I.
Alabanza
A ti que luchas contra ti mismo, que
te arrancas la piel en cada frase, que caminas en carne viva mostrando tus
entrañas y arrastras músculos, vertebras, órganos y tendones; a ti que resistes,
confinado en una envoltura que pliega tu columna, domina todos tus movimientos y
censura tu conciencia; a ti que no presientes la garra que se acerca discretamente
para sacarte los ojos y por eso sigues mirando hacia arriba, siempre hacia
arriba, buscando, tal vez, un gesto que hacer tuyo o una mueca que imitar; a ti
que soportas el yugo interminable del deseo, prisión del alma; a ti que cuentas
cada centella del fuego que alguna vez alumbró la creación y que te rodea ahora
implacable, al acecho, sin reconocer siquiera tu cara hundida en su luz: a ti
es a quien escribo.
II.
Seducción
El instinto trepa por las venas con
dilación.

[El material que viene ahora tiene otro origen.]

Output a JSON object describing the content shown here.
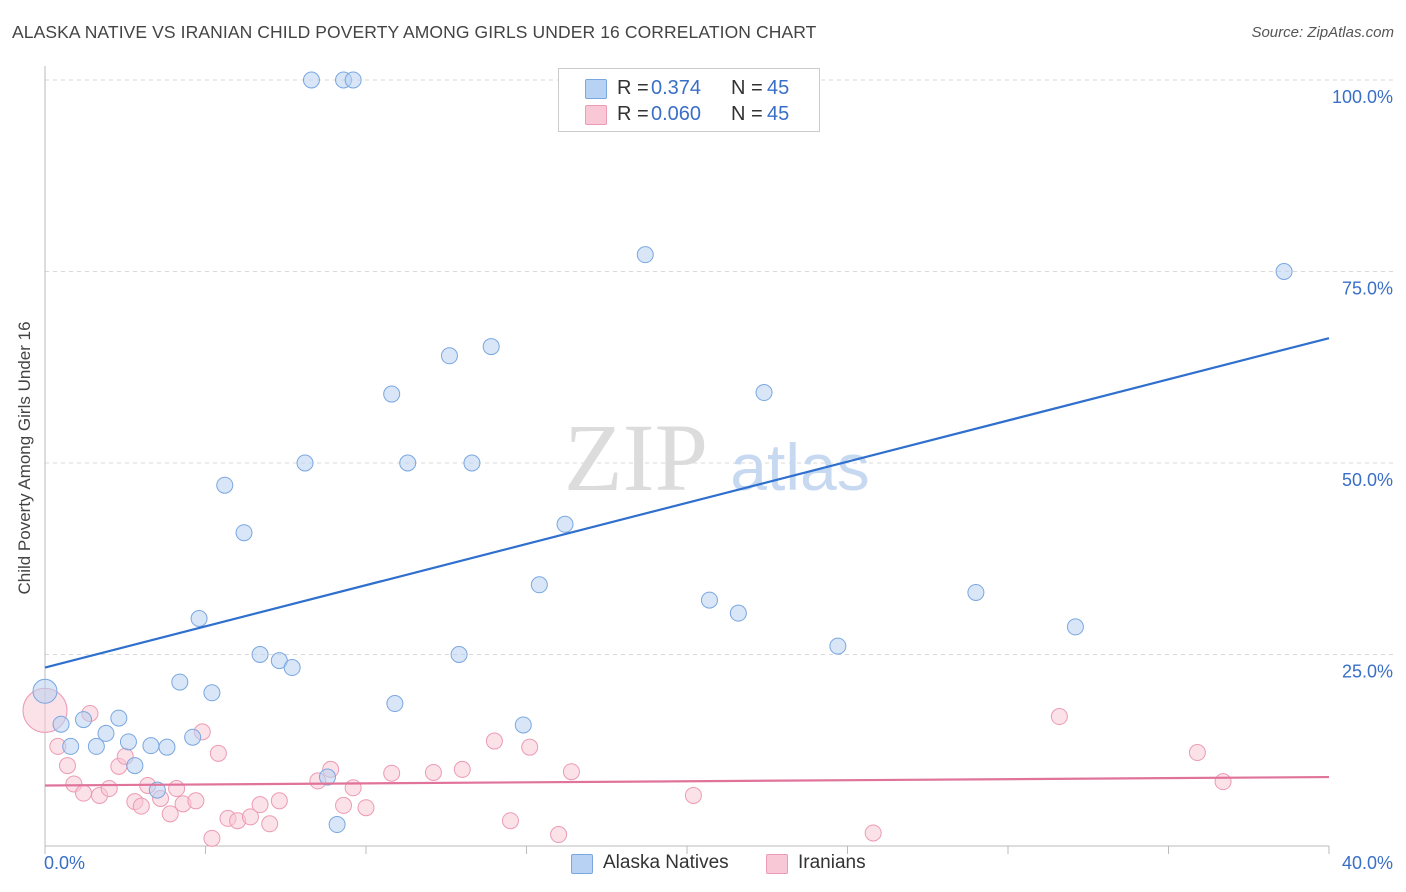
{
  "title": "ALASKA NATIVE VS IRANIAN CHILD POVERTY AMONG GIRLS UNDER 16 CORRELATION CHART",
  "source": "Source: ZipAtlas.com",
  "watermark": {
    "zip": "ZIP",
    "atlas": "atlas"
  },
  "legend": {
    "r_label": "R =",
    "n_label": "N =",
    "rows": [
      {
        "series": "Alaska Natives",
        "r": "0.374",
        "n": "45"
      },
      {
        "series": "Iranians",
        "r": "0.060",
        "n": "45"
      }
    ]
  },
  "colors": {
    "blue_fill": "#b8d2f3",
    "blue_stroke": "#7aa7e0",
    "blue_line": "#2f6fce",
    "pink_fill": "#f8c8d6",
    "pink_stroke": "#ec9bb4",
    "pink_line": "#e0739a",
    "tick_label": "#3a6fc7",
    "grid": "#d9d9d9"
  },
  "chart_data": {
    "type": "scatter",
    "title": "ALASKA NATIVE VS IRANIAN CHILD POVERTY AMONG GIRLS UNDER 16 CORRELATION CHART",
    "xlabel": "",
    "ylabel": "Child Poverty Among Girls Under 16",
    "xlim": [
      0,
      40
    ],
    "ylim": [
      0,
      100
    ],
    "x_tick_labels": [
      "0.0%",
      "40.0%"
    ],
    "y_ticks": [
      25,
      50,
      75,
      100
    ],
    "y_tick_labels": [
      "25.0%",
      "50.0%",
      "75.0%",
      "100.0%"
    ],
    "grid": true,
    "series": [
      {
        "name": "Alaska Natives",
        "r": 0.374,
        "n": 45,
        "trend": {
          "x": [
            0,
            40
          ],
          "y": [
            23.3,
            66.3
          ]
        },
        "points": [
          {
            "x": 0.0,
            "y": 20.2
          },
          {
            "x": 0.5,
            "y": 15.9
          },
          {
            "x": 0.8,
            "y": 13.0
          },
          {
            "x": 1.2,
            "y": 16.5
          },
          {
            "x": 1.6,
            "y": 13.0
          },
          {
            "x": 1.9,
            "y": 14.7
          },
          {
            "x": 2.3,
            "y": 16.7
          },
          {
            "x": 2.6,
            "y": 13.6
          },
          {
            "x": 2.8,
            "y": 10.5
          },
          {
            "x": 3.3,
            "y": 13.1
          },
          {
            "x": 3.5,
            "y": 7.3
          },
          {
            "x": 3.8,
            "y": 12.9
          },
          {
            "x": 4.2,
            "y": 21.4
          },
          {
            "x": 4.6,
            "y": 14.2
          },
          {
            "x": 4.8,
            "y": 29.7
          },
          {
            "x": 5.2,
            "y": 20.0
          },
          {
            "x": 5.6,
            "y": 47.1
          },
          {
            "x": 6.2,
            "y": 40.9
          },
          {
            "x": 6.7,
            "y": 25.0
          },
          {
            "x": 7.3,
            "y": 24.2
          },
          {
            "x": 7.7,
            "y": 23.3
          },
          {
            "x": 8.1,
            "y": 50.0
          },
          {
            "x": 8.3,
            "y": 100.0
          },
          {
            "x": 8.8,
            "y": 9.0
          },
          {
            "x": 9.1,
            "y": 2.8
          },
          {
            "x": 9.3,
            "y": 100.0
          },
          {
            "x": 9.6,
            "y": 100.0
          },
          {
            "x": 10.8,
            "y": 59.0
          },
          {
            "x": 10.9,
            "y": 18.6
          },
          {
            "x": 11.3,
            "y": 50.0
          },
          {
            "x": 12.6,
            "y": 64.0
          },
          {
            "x": 12.9,
            "y": 25.0
          },
          {
            "x": 13.3,
            "y": 50.0
          },
          {
            "x": 13.9,
            "y": 65.2
          },
          {
            "x": 14.9,
            "y": 15.8
          },
          {
            "x": 15.4,
            "y": 34.1
          },
          {
            "x": 16.2,
            "y": 42.0
          },
          {
            "x": 18.7,
            "y": 77.2
          },
          {
            "x": 20.7,
            "y": 32.1
          },
          {
            "x": 21.6,
            "y": 30.4
          },
          {
            "x": 22.4,
            "y": 59.2
          },
          {
            "x": 24.7,
            "y": 26.1
          },
          {
            "x": 29.0,
            "y": 33.1
          },
          {
            "x": 32.1,
            "y": 28.6
          },
          {
            "x": 38.6,
            "y": 75.0
          }
        ]
      },
      {
        "name": "Iranians",
        "r": 0.06,
        "n": 45,
        "trend": {
          "x": [
            0,
            40
          ],
          "y": [
            7.9,
            9.0
          ]
        },
        "points": [
          {
            "x": 0.0,
            "y": 17.7
          },
          {
            "x": 0.4,
            "y": 13.0
          },
          {
            "x": 0.7,
            "y": 10.5
          },
          {
            "x": 0.9,
            "y": 8.1
          },
          {
            "x": 1.2,
            "y": 6.9
          },
          {
            "x": 1.4,
            "y": 17.3
          },
          {
            "x": 1.7,
            "y": 6.6
          },
          {
            "x": 2.0,
            "y": 7.5
          },
          {
            "x": 2.3,
            "y": 10.4
          },
          {
            "x": 2.5,
            "y": 11.7
          },
          {
            "x": 2.8,
            "y": 5.8
          },
          {
            "x": 3.0,
            "y": 5.2
          },
          {
            "x": 3.2,
            "y": 7.9
          },
          {
            "x": 3.6,
            "y": 6.2
          },
          {
            "x": 3.9,
            "y": 4.2
          },
          {
            "x": 4.1,
            "y": 7.5
          },
          {
            "x": 4.3,
            "y": 5.5
          },
          {
            "x": 4.7,
            "y": 5.9
          },
          {
            "x": 4.9,
            "y": 14.9
          },
          {
            "x": 5.2,
            "y": 1.0
          },
          {
            "x": 5.4,
            "y": 12.1
          },
          {
            "x": 5.7,
            "y": 3.6
          },
          {
            "x": 6.0,
            "y": 3.3
          },
          {
            "x": 6.4,
            "y": 3.8
          },
          {
            "x": 6.7,
            "y": 5.4
          },
          {
            "x": 7.0,
            "y": 2.9
          },
          {
            "x": 7.3,
            "y": 5.9
          },
          {
            "x": 8.5,
            "y": 8.5
          },
          {
            "x": 8.9,
            "y": 10.0
          },
          {
            "x": 9.3,
            "y": 5.3
          },
          {
            "x": 9.6,
            "y": 7.6
          },
          {
            "x": 10.0,
            "y": 5.0
          },
          {
            "x": 10.8,
            "y": 9.5
          },
          {
            "x": 12.1,
            "y": 9.6
          },
          {
            "x": 13.0,
            "y": 10.0
          },
          {
            "x": 14.0,
            "y": 13.7
          },
          {
            "x": 14.5,
            "y": 3.3
          },
          {
            "x": 15.1,
            "y": 12.9
          },
          {
            "x": 16.0,
            "y": 1.5
          },
          {
            "x": 16.4,
            "y": 9.7
          },
          {
            "x": 20.2,
            "y": 6.6
          },
          {
            "x": 25.8,
            "y": 1.7
          },
          {
            "x": 31.6,
            "y": 16.9
          },
          {
            "x": 35.9,
            "y": 12.2
          },
          {
            "x": 36.7,
            "y": 8.4
          }
        ]
      }
    ]
  }
}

Se acerca sigilosamente al oído de los sueños y te susurra un
vendaval de posibilidades. Es una hiedra furtiva seduciendo a la voluntad. Te
agarra los pies, despojados e inseguros, para que no salgas volando, para que
no huyas hacia el laberinto del hombre. Tú lo desafías, vacilante, pero te
acaricia con bondad y te ofrece un camino despejado de toda duda; después se
detiene a conspirar. Al llegar al cuello te besa con una delicadeza que quita
el aliento. Hunde el colmillo pausadamente y deja una verdad agazapada en tu
espalda.
III.
Ensoñación
Un tallo de espinas que se aferra al
porvenir, espejismo intermitente, al aire opaco y denso de la mañana, al velo
gris irrespirable de la noche. Un presente continuo que se desborda por los
límites del aislamiento con anhelos de un otoño donde no caigan las hojas, de
un invierno donde no caiga el sol. Una intención cubierta de incertidumbre, que
se esconde tras las columnas de las historia; un humano atado con las cadenas del
tiempo que dejan libre el futuro; unas manos divinas que moldean nuestra imagen
como individuo, una exhalación. Interminables raíces y esperanzas gastadas.
Todo esto somos justo antes de despertar.
IV.
Oscuridad
Insistimos en dejar huella en el
destierro: la cabeza gacha se disfraza de piel erguida con el único propósito
de permanecer, seguir errando, abrazar al instinto que se adueña de nuestra
sombra y arrullar al diluvio de palabras que lo esquivan. Resistimos los
embates de la propia voluntad, caemos con las manos primero y nos volvemos a levantar
sin despegar los pies del suelo. Nos rebelamos contra la inmensidad del
intelecto como las criaturas vanidosas que somos, mirándonos al espejo sin ver
lo que hay detrás. Somos contundentes como el precipicio, como el punto final
que abre la puerta a lo inevitable. Hemos oído mil veces: “No mires atrás”, y
aún así lo hacemos. Aullamos, solitarios, en lo alto del cerro hasta volvernos
sordos. Seguimos en carne viva, buscando siempre la palabra exacta.